Christina Chambreau, DVM
“Meat should be raw. Cooking destroys enzymes and denatures the proteins rendering them less digestible to cats and dogs. Dogs and cats need raw meat to be really healthy and even the best processed foods cook their good ingredients, & most commercially available foods, even the expensive ones, use the cheapest ingredients (that means dead, diseased and decaying meat & by-products).”
William Pollak, DVM
“Health is an inevitable by-product of natural raw foods for our pets. Survival is insured by commercial food; nothing more; not health, not the robustness for life. The results of a clinical trial suggest that 74.7% of common diseases in dogs and 63% of common diseases in cats can be eliminated without medical intervention over a period of one year with proper diet modifications and an understanding of the healing process as exhibited through healing episodes. Approaching disease from the perspective of health is the most powerful means of eliminating disease. Poor fuel makes for little momentum in life. The commercial food we are feeding is the disease we are treating – so treat on and on, curing one disease after another, again and again. In the wild, no one cooks for the coyote or wolf; no one brushes their teeth. Their foods are raw and unprocessed. Eating supermarket pet foods is like eating cardboard. Our pets just get by on them and the foods lack any real vitality for the flourishing of health. Life is designed to be lived in vitality; surviving is living a slow death even before departure from the body.”
T.J. Dunn, DVM
“Modern man has modified a number of characteristics of the canine. But there’s one thing man has not altered… the basic nutrient requirements of the dog. Dogs need today essentially the same nutrients that their predecessors required eons ago. That is precisely why there has been so much notice given to the practice of feeding dogs (and cats, too!) raw meat and other unprocessed foods. There is ample proof that today’s pet dogs and cats DO NOT thrive on cheap, packaged, corn-based pet foods. Dogs and cats are primarily meat eaters; to fill them up with grain-based processed dry foods that barely meet minimum daily nutrient requirements has proven to be a mistake. And the fact that some pet foods have artificial colors and flavors added simply reveals the trickery needed to coax dogs and cats into consuming such material.”
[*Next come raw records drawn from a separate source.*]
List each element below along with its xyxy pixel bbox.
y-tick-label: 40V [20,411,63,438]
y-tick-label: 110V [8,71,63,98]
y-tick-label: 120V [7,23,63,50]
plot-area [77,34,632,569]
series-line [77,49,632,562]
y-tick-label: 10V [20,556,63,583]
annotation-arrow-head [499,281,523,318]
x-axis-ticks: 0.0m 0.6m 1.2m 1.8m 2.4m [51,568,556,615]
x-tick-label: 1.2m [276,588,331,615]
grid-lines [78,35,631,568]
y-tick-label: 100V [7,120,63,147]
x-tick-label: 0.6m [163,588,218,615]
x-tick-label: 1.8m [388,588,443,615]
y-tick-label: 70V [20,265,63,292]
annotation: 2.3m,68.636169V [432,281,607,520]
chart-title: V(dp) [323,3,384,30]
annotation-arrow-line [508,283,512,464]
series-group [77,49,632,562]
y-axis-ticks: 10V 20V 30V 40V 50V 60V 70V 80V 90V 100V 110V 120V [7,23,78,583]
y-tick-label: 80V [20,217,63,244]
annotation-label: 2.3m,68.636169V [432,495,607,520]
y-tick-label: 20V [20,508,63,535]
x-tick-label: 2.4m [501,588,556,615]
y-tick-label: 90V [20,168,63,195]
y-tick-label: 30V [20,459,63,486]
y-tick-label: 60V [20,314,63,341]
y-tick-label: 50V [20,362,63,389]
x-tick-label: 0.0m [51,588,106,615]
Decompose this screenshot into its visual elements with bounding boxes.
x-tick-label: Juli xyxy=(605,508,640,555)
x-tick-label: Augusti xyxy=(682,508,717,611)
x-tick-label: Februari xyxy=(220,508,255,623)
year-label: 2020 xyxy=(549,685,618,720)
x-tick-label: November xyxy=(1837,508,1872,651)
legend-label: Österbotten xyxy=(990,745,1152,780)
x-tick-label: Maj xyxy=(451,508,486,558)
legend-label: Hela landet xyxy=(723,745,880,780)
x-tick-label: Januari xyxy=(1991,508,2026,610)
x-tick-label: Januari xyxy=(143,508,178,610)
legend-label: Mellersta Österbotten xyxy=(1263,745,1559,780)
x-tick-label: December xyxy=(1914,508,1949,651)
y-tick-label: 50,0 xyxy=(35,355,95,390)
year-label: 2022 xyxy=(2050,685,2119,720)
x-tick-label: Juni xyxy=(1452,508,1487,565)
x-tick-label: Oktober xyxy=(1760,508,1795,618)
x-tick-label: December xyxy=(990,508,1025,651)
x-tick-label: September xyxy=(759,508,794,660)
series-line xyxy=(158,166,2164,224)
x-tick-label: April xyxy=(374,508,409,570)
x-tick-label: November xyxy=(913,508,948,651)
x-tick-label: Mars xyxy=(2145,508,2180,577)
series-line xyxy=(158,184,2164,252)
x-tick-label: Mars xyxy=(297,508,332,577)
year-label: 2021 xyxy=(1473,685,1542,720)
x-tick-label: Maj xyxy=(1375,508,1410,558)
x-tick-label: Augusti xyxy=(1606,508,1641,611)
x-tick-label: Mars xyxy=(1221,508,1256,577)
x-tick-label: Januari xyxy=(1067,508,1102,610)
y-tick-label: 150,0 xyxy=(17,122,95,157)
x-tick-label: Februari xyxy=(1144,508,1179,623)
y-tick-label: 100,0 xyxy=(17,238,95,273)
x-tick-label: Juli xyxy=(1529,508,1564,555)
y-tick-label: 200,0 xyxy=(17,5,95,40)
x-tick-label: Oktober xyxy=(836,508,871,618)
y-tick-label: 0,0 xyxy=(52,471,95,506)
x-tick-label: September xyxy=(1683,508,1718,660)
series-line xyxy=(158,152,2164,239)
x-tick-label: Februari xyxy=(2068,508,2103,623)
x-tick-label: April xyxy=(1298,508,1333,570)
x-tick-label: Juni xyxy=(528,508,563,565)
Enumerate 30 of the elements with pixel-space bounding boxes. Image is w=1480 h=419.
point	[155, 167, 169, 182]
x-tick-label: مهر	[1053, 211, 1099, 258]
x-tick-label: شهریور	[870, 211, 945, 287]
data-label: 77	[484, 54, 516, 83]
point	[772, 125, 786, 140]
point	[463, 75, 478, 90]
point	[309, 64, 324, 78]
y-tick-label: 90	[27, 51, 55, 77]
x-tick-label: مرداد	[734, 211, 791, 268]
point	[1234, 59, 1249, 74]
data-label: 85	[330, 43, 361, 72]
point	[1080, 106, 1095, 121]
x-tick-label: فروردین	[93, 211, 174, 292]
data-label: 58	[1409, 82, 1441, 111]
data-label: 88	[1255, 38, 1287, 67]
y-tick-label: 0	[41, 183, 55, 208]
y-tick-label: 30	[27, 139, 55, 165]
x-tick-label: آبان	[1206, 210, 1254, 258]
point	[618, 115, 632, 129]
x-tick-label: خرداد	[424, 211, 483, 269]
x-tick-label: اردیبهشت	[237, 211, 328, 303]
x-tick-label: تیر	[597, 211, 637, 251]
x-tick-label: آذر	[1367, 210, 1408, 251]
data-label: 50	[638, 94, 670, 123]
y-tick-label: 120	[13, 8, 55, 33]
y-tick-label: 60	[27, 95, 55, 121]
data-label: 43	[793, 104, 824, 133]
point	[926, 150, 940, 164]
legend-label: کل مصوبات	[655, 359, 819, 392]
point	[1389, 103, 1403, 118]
British Journal of Small Animal Practice
“A growing number of vets state that processed pet food is the main cause of illness and premature death in the modern dog and cat. In December 1995, the British Journal of Small Animal Practice published a paper contending that processed pet food suppresses the immune system and leads to liver, kidney, heart and other diseases. This research, initially conducted by Dr. Tom Lonsdale, was researched further by the Australian Veterinary Association and proven to be correct.”
Russell Swift, DVM
“Grains are NOT part of the natural diet of wild dogs and cats. Carnivores cannot maintain long term production of the quantity of amylase enzyme necessary to properly digest and utilize the carbohydrates.”